Clinical, demographic, prescription, and dispensing data for adult (≥18 years) patients with HCV were collected from specialty pharmacies and physicians in the United States through Trio Health’s proprietary Innervation Platform, a portal for managing patient information. Where mandated by state law, patients signed an electronic informed consent allowing data collection. Each clinician and specialty pharmacy providing data signed agreements attesting to compliance with all rules and regulations regarding the disclosure of patient information to a shared database. Embedded in the data collection process are quality control assessments that identify potential errors within fields (eg, data type mismatches, unit conversion errors) and between fields (eg, sequential order of events, improbable combinations of vital or laboratory measures). Data identified as questionable are routed back to the source for confirmation or correction. This data collection process and study plan were approved by Western Institutional Review Board as an institutional review board exemption under 45 CFR 46.101(b)(4).

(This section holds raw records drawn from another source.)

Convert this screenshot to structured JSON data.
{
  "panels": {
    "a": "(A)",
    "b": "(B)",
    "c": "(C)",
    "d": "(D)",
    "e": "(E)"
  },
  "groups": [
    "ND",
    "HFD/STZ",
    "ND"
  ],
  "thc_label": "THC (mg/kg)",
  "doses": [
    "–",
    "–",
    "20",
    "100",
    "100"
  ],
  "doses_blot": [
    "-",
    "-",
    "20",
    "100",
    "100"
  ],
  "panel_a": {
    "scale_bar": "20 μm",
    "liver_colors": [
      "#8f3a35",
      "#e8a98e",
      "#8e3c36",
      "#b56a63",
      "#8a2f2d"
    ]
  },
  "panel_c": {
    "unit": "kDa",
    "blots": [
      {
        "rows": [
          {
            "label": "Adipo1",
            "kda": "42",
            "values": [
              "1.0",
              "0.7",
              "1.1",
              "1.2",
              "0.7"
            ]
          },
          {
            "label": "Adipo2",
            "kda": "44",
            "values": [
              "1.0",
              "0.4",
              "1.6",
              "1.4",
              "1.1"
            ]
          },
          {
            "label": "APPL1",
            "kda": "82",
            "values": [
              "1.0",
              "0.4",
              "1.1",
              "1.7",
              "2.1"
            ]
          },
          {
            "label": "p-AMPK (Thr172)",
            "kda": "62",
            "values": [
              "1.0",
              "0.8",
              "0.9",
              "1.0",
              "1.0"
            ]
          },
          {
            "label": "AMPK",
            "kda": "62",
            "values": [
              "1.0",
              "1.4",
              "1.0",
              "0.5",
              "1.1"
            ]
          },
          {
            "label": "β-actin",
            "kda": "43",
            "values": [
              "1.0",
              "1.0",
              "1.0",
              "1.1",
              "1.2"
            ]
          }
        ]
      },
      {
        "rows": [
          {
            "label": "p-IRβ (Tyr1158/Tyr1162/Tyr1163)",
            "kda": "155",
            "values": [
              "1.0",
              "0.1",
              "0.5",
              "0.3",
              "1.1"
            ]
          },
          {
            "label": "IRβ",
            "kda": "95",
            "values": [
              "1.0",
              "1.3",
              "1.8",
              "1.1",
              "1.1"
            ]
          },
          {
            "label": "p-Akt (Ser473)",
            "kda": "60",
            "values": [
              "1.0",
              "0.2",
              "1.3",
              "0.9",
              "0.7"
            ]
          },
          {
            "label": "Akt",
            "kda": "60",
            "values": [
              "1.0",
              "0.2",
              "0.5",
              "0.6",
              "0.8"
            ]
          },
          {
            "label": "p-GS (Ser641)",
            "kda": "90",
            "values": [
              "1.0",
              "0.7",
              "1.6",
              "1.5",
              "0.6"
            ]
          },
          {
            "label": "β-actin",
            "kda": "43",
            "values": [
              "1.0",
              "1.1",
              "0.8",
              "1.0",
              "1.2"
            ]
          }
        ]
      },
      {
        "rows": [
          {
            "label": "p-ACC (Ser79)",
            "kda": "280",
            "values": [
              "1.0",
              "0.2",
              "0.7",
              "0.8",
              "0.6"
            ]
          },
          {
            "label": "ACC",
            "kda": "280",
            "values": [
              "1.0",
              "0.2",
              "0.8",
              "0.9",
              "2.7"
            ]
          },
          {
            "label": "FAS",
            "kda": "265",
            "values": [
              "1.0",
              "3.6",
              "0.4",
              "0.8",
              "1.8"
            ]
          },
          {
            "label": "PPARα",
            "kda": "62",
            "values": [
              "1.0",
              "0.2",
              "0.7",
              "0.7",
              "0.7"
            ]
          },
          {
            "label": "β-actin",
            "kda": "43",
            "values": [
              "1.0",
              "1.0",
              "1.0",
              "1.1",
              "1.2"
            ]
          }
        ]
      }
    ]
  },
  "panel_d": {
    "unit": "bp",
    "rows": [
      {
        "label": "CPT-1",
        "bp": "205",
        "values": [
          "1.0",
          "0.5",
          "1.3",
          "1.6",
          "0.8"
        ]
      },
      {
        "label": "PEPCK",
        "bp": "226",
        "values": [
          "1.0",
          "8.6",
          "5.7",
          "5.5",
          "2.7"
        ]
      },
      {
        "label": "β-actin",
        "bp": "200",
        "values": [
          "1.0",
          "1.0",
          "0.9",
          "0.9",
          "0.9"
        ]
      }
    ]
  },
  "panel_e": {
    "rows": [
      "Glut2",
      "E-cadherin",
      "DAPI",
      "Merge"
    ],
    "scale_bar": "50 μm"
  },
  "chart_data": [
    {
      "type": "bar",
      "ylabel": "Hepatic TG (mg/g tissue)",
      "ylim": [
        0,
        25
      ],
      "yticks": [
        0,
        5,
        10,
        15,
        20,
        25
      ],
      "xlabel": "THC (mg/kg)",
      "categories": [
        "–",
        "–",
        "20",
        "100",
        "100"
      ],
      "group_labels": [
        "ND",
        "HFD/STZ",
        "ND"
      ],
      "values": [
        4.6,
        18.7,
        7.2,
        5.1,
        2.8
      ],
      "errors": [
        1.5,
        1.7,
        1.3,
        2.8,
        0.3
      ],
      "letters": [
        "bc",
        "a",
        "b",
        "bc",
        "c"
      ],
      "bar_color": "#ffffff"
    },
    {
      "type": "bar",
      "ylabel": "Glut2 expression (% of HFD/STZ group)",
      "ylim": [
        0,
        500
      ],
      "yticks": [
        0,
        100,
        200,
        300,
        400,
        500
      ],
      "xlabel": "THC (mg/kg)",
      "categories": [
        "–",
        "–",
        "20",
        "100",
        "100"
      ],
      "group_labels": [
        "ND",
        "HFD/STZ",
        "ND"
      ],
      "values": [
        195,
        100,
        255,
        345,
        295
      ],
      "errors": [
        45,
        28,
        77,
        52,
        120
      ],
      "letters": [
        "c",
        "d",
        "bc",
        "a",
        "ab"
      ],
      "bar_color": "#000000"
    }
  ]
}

The analysis population included patients from the 50 US states plus Washington, DC, who were prescribed care for HCV from 1 of 2827 providers and were serviced by 1 of 16 specialty pharmacies.

Analyses

Six-month evaluation periods that spanned the introductions of treatment options were established as follows: December 2013 to May 2014 (n = 1438), inclusive of simeprevir and sofosbuvir availability; October 2014 to March 2015 (n = 2242), inclusive of ledipasvir/sofosbuvir and ombitasvir/paritaprevir/ritonavir plus dasabuvir availability; October 2015 to March 2016 (n = 5514), inclusive of daclatasvir availability; July 2016 to December 2016 (n = 5562), inclusive of elbasvir/grazoprevir and sofosbuvir/velpatasvir availability; and July 2017 to December 2017 (n = 5188), inclusive of sofosbuvir/velpatasvir/voxilaprevir and glecaprevir/pibrentasvir availability (Figure). All statistical analyses were conducted using SPSS 25 (IBM Corp; Armonk, New York) or JMP 14.2 (SAS Institute Inc; Cary, North Carolina). Differences between periods were assessed in SPSS 25 using χ2 (categorical variables) or Kruskal-Wallis (continuous variables) tests with Bonferroni correction for repeated measures. Column (period) proportions for categorical variables were subsequently analyzed using Z tests with Bonferroni correction. Trends were evaluated using either the Cochran-Armitage (linear trends for proportions; JMP 14.2) or Jonckheere-Terpstra (ordered trends for continuous or ordinal variables; SPSS 25) test.